The Congressional Budget Office’s Access to Data From Federal Agencies
The House Committee on Appropriations requested information about CBO's access to data from federal agencies, including data sources and data sets. This report provides that information.
During consideration of the fiscal year 2021 appropriation bill for the legislative branch, the House Committee on Appropriations requested information about the Congressional Budget Office’s access to data from federal agencies, including data sources and data sets. This report provides that information.
To fulfill its mission, CBO accesses a wide array of data from federal agencies. CBO uses those data for producing baseline budget projections, economic projections, cost estimates, and reports. The Congressional Budget Act of 1974 (the Budget Act) provides CBO general authority to access data from a variety of sources. CBO also accesses data by using specific authority or by collaborating with other agencies.
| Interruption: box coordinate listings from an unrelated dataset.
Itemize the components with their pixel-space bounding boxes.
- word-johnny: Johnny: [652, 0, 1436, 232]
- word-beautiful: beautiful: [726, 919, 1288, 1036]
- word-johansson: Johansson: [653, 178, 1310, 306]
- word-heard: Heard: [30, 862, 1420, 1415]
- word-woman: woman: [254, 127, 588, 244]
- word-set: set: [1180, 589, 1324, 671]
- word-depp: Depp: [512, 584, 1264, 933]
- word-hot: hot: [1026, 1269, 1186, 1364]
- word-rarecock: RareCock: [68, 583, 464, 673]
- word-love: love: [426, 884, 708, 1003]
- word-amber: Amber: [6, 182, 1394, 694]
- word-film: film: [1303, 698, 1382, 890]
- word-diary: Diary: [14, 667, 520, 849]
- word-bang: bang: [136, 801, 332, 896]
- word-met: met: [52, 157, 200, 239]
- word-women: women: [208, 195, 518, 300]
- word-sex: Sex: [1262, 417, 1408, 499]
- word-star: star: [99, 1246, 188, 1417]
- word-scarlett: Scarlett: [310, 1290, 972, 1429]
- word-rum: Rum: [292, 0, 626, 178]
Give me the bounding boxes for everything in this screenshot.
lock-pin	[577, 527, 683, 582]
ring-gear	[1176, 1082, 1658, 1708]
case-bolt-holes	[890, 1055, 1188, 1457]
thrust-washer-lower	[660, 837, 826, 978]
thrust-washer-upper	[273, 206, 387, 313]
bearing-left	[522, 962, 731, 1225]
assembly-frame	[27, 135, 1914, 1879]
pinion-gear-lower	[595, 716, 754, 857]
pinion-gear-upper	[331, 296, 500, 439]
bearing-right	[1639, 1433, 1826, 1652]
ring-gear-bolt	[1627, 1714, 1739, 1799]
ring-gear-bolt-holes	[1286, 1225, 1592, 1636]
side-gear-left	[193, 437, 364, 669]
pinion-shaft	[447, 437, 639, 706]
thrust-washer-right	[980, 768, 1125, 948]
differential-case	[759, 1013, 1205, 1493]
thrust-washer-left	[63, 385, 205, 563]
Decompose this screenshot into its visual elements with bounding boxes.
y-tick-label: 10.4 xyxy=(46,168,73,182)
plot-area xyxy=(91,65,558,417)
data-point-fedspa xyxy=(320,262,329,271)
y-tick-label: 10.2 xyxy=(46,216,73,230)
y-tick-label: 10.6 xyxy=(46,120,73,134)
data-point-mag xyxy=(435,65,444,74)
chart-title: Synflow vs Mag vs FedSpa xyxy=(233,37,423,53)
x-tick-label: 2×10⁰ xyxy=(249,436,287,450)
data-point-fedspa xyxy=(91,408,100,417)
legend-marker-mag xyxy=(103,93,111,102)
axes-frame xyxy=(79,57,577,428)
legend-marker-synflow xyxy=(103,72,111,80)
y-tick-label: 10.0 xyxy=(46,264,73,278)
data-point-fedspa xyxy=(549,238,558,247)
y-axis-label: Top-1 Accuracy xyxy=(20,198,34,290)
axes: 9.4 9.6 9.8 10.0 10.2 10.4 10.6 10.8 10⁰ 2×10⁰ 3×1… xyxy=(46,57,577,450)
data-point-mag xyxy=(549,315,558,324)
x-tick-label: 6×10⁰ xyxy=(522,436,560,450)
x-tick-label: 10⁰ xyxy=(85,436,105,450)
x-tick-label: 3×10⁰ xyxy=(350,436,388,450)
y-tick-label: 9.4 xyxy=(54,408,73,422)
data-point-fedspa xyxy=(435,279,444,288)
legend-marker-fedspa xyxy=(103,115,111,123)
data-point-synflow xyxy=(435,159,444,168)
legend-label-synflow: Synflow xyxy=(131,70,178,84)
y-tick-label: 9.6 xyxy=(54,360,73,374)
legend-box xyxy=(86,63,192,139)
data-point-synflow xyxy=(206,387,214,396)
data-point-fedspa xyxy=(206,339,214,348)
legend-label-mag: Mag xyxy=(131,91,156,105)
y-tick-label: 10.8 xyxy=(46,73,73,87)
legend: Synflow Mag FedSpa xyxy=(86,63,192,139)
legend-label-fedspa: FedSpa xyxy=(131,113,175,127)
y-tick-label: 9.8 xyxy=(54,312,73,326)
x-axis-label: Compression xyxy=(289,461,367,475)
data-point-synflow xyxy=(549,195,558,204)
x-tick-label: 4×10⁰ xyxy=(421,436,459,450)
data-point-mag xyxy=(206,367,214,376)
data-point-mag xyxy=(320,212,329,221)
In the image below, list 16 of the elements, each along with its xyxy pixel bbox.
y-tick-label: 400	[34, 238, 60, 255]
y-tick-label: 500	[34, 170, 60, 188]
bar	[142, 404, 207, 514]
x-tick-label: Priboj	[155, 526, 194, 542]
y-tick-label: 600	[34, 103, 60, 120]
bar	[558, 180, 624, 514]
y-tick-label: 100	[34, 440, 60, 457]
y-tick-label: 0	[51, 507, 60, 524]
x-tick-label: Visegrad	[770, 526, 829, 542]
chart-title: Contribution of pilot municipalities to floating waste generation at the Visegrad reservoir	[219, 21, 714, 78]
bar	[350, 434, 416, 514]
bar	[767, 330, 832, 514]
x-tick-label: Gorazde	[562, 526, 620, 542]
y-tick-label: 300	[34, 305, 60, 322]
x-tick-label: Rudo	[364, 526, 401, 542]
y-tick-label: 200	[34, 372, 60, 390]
CBO uses both public data and data that are not public (because they are confidential, proprietary, or otherwise restricted). Using publicly available data can help the agency respond to Congressional requests in a timely manner, but those data do not always provide the information needed for the level of analysis requested. Sometimes additional information is available from the agencies even if it has not been released to the public. When public data are insufficient to answer a question, CBO’s analysts can obtain data from agencies through either informal or formal agreements. CBO currently has more than 20 active data use agreements with other federal agencies.
Restricted data, and especially restricted data linked to other sources (known as commingled data), tend to offer more information and are useful for examining a broader set of issues of interest to the Congress. However, access to restricted data, and the release of analytical products based on those data, may be hindered because CBO must navigate multiple legal authorities and ensure that the data remain secure throughout the process.
CBO accesses restricted data in a variety of ways. The most common way for CBO to access such data is for the owners to transmit the data to CBO to be housed on-site or in an approved system in the cloud (an Internet-based environment supplying computing, storage, and software infrastructure as a service). That involves following specified security procedures, which vary depending on the agency and the data. CBO may also access restricted data through another agency’s systems or through a third party, such as a contractor.
CBO is obligated to protect data in the same way that other federal agencies do. When data are collected for statistical purposes, they must be protected to ensure confidentiality. Enhancements in computing power and the increasing availability of outside data sources are leading to changes in standards and best practices for maintaining privacy, including the implementation of formal privacy methods. Those changes may increase the time needed for some analyses and thus affect CBO’s ability to be responsive to the Congress.